The knee joint is composed of the cartilage, joint capsule, joint fluid and ligament, with the upper part connected with the thigh bone (femur) and the lower part with the calf bone (tibia). The cartilage and articular fluid act as a cushion, helping to reduce knee friction and act as a buffer as we move around.
The cartilage on the surface of our knee joints wears away and loses elasticity after prolonged exposure to gravity or trauma, or certain diseases. This causes the bones beneath the cartilage to bear more stress, which eventually thins the cartilage, narrows and deforms the joints. This is when joint pain, swelling, stiffness, deformation, and limited movement occur.
Osteoarthritis is most common in patients over the age of 45, and twice as many women as men. The disease is also more common in people who regularly run and jump, are overweight or have joint injuries.
Prevention
In principle, it is to reduce the knee joint load, such as properly controlling the weight, avoiding the knee joint kept in the same position for a long time, achieving the shock absorption effect with appropriate shoes, reducing the joint damage, and avoiding lifting or carrying heavy objects.
Treatment
- Physical therapy: cold and hot compress, deep hyperthermia, such as ultrasound or shortwave irradiation, electrotherapy and other methods can be used to alleviate pain.
- Movement therapy:
Muscle strength training: muscle strength training can increase muscle strength and endurance, reduce joint load. Basically, it can be done once every two days, but as the degree of degeneration of each person is different, the exact frequency can be discussed with the doctor, and it should be noted that the exercise should not cause pain. Exercise twice a day, 15-20 rounds a time according to the following instructions.

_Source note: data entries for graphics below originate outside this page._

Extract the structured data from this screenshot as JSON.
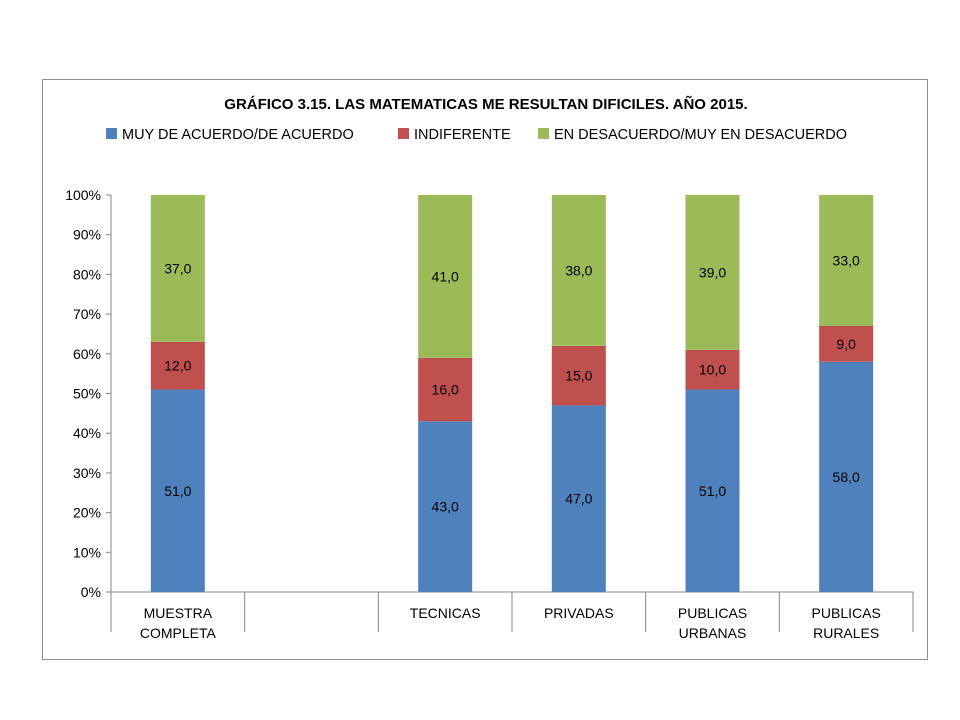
{
  "chart_data": {
    "type": "bar",
    "stacked": true,
    "percent_stacked": true,
    "title": "GRÁFICO 3.15. LAS MATEMATICAS  ME RESULTAN DIFICILES. AÑO 2015.",
    "xlabel": "",
    "ylabel": "",
    "ylim": [
      0,
      100
    ],
    "y_ticks": [
      "0%",
      "10%",
      "20%",
      "30%",
      "40%",
      "50%",
      "60%",
      "70%",
      "80%",
      "90%",
      "100%"
    ],
    "grid": false,
    "legend_position": "top",
    "categories": [
      [
        "MUESTRA",
        "COMPLETA"
      ],
      [],
      [
        "TECNICAS"
      ],
      [
        "PRIVADAS"
      ],
      [
        "PUBLICAS",
        "URBANAS"
      ],
      [
        "PUBLICAS",
        "RURALES"
      ]
    ],
    "series": [
      {
        "name": "MUY DE ACUERDO/DE ACUERDO",
        "color": "#4f81bd",
        "values": [
          51.0,
          null,
          43.0,
          47.0,
          51.0,
          58.0
        ],
        "labels": [
          "51,0",
          "",
          "43,0",
          "47,0",
          "51,0",
          "58,0"
        ]
      },
      {
        "name": "INDIFERENTE",
        "color": "#c0504d",
        "values": [
          12.0,
          null,
          16.0,
          15.0,
          10.0,
          9.0
        ],
        "labels": [
          "12,0",
          "",
          "16,0",
          "15,0",
          "10,0",
          "9,0"
        ]
      },
      {
        "name": "EN DESACUERDO/MUY EN DESACUERDO",
        "color": "#9bbb59",
        "values": [
          37.0,
          null,
          41.0,
          38.0,
          39.0,
          33.0
        ],
        "labels": [
          "37,0",
          "",
          "41,0",
          "38,0",
          "39,0",
          "33,0"
        ]
      }
    ],
    "axis_color": "#868686"
  }
}
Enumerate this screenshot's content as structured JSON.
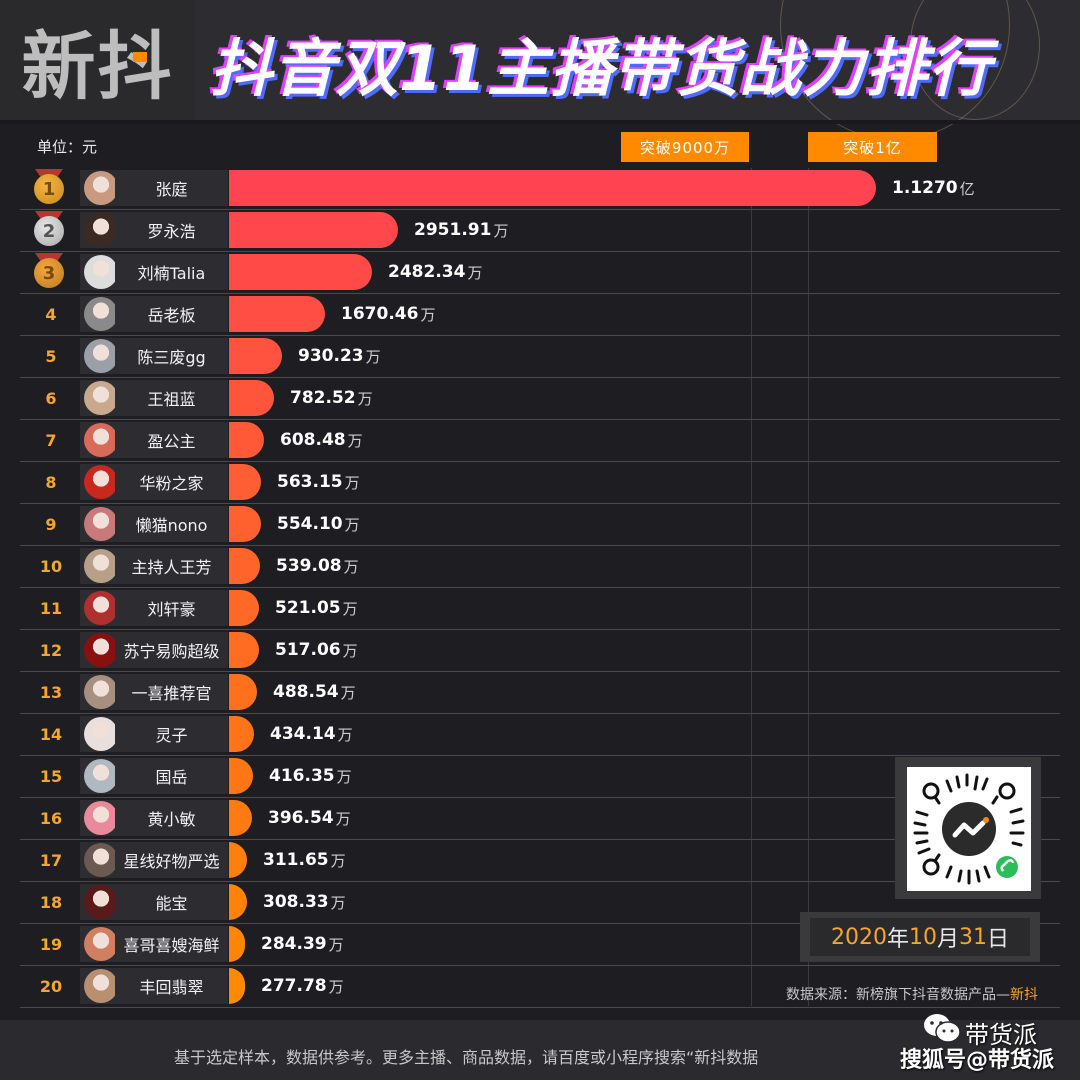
{
  "header": {
    "logo": "新抖",
    "title": "抖音双11主播带货战力排行"
  },
  "unit_label": "单位：元",
  "milestones": [
    {
      "label": "突破9000万",
      "value_wan": 9000
    },
    {
      "label": "突破1亿",
      "value_wan": 10000
    }
  ],
  "colors": {
    "bar_top": "#ff4350",
    "bar_bottom": "#ff8a00",
    "accent": "#ff8a00",
    "rank_text": "#f5a530"
  },
  "rows": [
    {
      "rank": "1",
      "name": "张庭",
      "value": "1.1270",
      "unit": "亿"
    },
    {
      "rank": "2",
      "name": "罗永浩",
      "value": "2951.91",
      "unit": "万"
    },
    {
      "rank": "3",
      "name": "刘楠Talia",
      "value": "2482.34",
      "unit": "万"
    },
    {
      "rank": "4",
      "name": "岳老板",
      "value": "1670.46",
      "unit": "万"
    },
    {
      "rank": "5",
      "name": "陈三废gg",
      "value": "930.23",
      "unit": "万"
    },
    {
      "rank": "6",
      "name": "王祖蓝",
      "value": "782.52",
      "unit": "万"
    },
    {
      "rank": "7",
      "name": "盈公主",
      "value": "608.48",
      "unit": "万"
    },
    {
      "rank": "8",
      "name": "华粉之家",
      "value": "563.15",
      "unit": "万"
    },
    {
      "rank": "9",
      "name": "懒猫nono",
      "value": "554.10",
      "unit": "万"
    },
    {
      "rank": "10",
      "name": "主持人王芳",
      "value": "539.08",
      "unit": "万"
    },
    {
      "rank": "11",
      "name": "刘轩豪",
      "value": "521.05",
      "unit": "万"
    },
    {
      "rank": "12",
      "name": "苏宁易购超级",
      "value": "517.06",
      "unit": "万"
    },
    {
      "rank": "13",
      "name": "一喜推荐官",
      "value": "488.54",
      "unit": "万"
    },
    {
      "rank": "14",
      "name": "灵子",
      "value": "434.14",
      "unit": "万"
    },
    {
      "rank": "15",
      "name": "国岳",
      "value": "416.35",
      "unit": "万"
    },
    {
      "rank": "16",
      "name": "黄小敏",
      "value": "396.54",
      "unit": "万"
    },
    {
      "rank": "17",
      "name": "星线好物严选",
      "value": "311.65",
      "unit": "万"
    },
    {
      "rank": "18",
      "name": "能宝",
      "value": "308.33",
      "unit": "万"
    },
    {
      "rank": "19",
      "name": "喜哥喜嫂海鲜",
      "value": "284.39",
      "unit": "万"
    },
    {
      "rank": "20",
      "name": "丰回翡翠",
      "value": "277.78",
      "unit": "万"
    }
  ],
  "date": {
    "year": "2020",
    "y_suffix": "年",
    "month": "10",
    "m_suffix": "月",
    "day": "31",
    "d_suffix": "日"
  },
  "source": {
    "prefix": "数据来源：新榜旗下抖音数据产品—",
    "brand": "新抖"
  },
  "footer": {
    "text": "基于选定样本，数据供参考。更多主播、商品数据，请百度或小程序搜索“新抖数据"
  },
  "watermark": {
    "line1": "带货派",
    "line2": "搜狐号@带货派"
  },
  "chart_data": {
    "type": "bar",
    "orientation": "horizontal",
    "title": "抖音双11主播带货战力排行",
    "xlabel": "",
    "ylabel": "",
    "unit": "元 (values in 万)",
    "categories": [
      "张庭",
      "罗永浩",
      "刘楠Talia",
      "岳老板",
      "陈三废gg",
      "王祖蓝",
      "盈公主",
      "华粉之家",
      "懒猫nono",
      "主持人王芳",
      "刘轩豪",
      "苏宁易购超级",
      "一喜推荐官",
      "灵子",
      "国岳",
      "黄小敏",
      "星线好物严选",
      "能宝",
      "喜哥喜嫂海鲜",
      "丰回翡翠"
    ],
    "values": [
      11270,
      2951.91,
      2482.34,
      1670.46,
      930.23,
      782.52,
      608.48,
      563.15,
      554.1,
      539.08,
      521.05,
      517.06,
      488.54,
      434.14,
      416.35,
      396.54,
      311.65,
      308.33,
      284.39,
      277.78
    ],
    "reference_lines": [
      {
        "label": "突破9000万",
        "value": 9000
      },
      {
        "label": "突破1亿",
        "value": 10000
      }
    ],
    "xlim": [
      0,
      11270
    ],
    "grid": false,
    "legend": "none",
    "date": "2020年10月31日"
  }
}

- Sit flat on the floor, legs straight; Then push your feet up as hard as you can, and work your thigh muscles hard to straighten your legs so your knees touch the ground. Hold this position and count to 5, then relax
- Lie on the floor, then keep your knees straight and lift your legs off the floor about 5-8 cm. Hold in this position and count to 5 before lowering.
- Use of aids:
According to the condition of pain, joint range of motion and muscle strength, appropriate assistive devices are used to reduce the joint burden and avoid pain. Walking sticks or walking aids, for example, can help keep the gait stable and avoid joint deformation, high blood pressure or heart disease caused by improper application of force.
- Medication:
Relieve pain and improve symptoms by taking analgesics, nonsteroidal drugs or direct injection of sodium hyaluronate or steroids into the joint (subject to medical instructions).
- Surgical treatment:
When none of the above treatments is effective, the orthopedic surgeon should evaluate the possibility of surgery and determine the procedure.
Suitable exercise
Patients with osteoarthritis should reduce the load on their knees and should not exercise too hard. Walking, brisk walking, cycling, swimming, taijiquan, yoga and other sports are more suitable, especially underwater workouts, which can ease the joint load by buoyancy and are most suitable for patients suffering from osteoarthritis, and can achieve the purpose of increasing physical strength without aggravating the damage to the joint.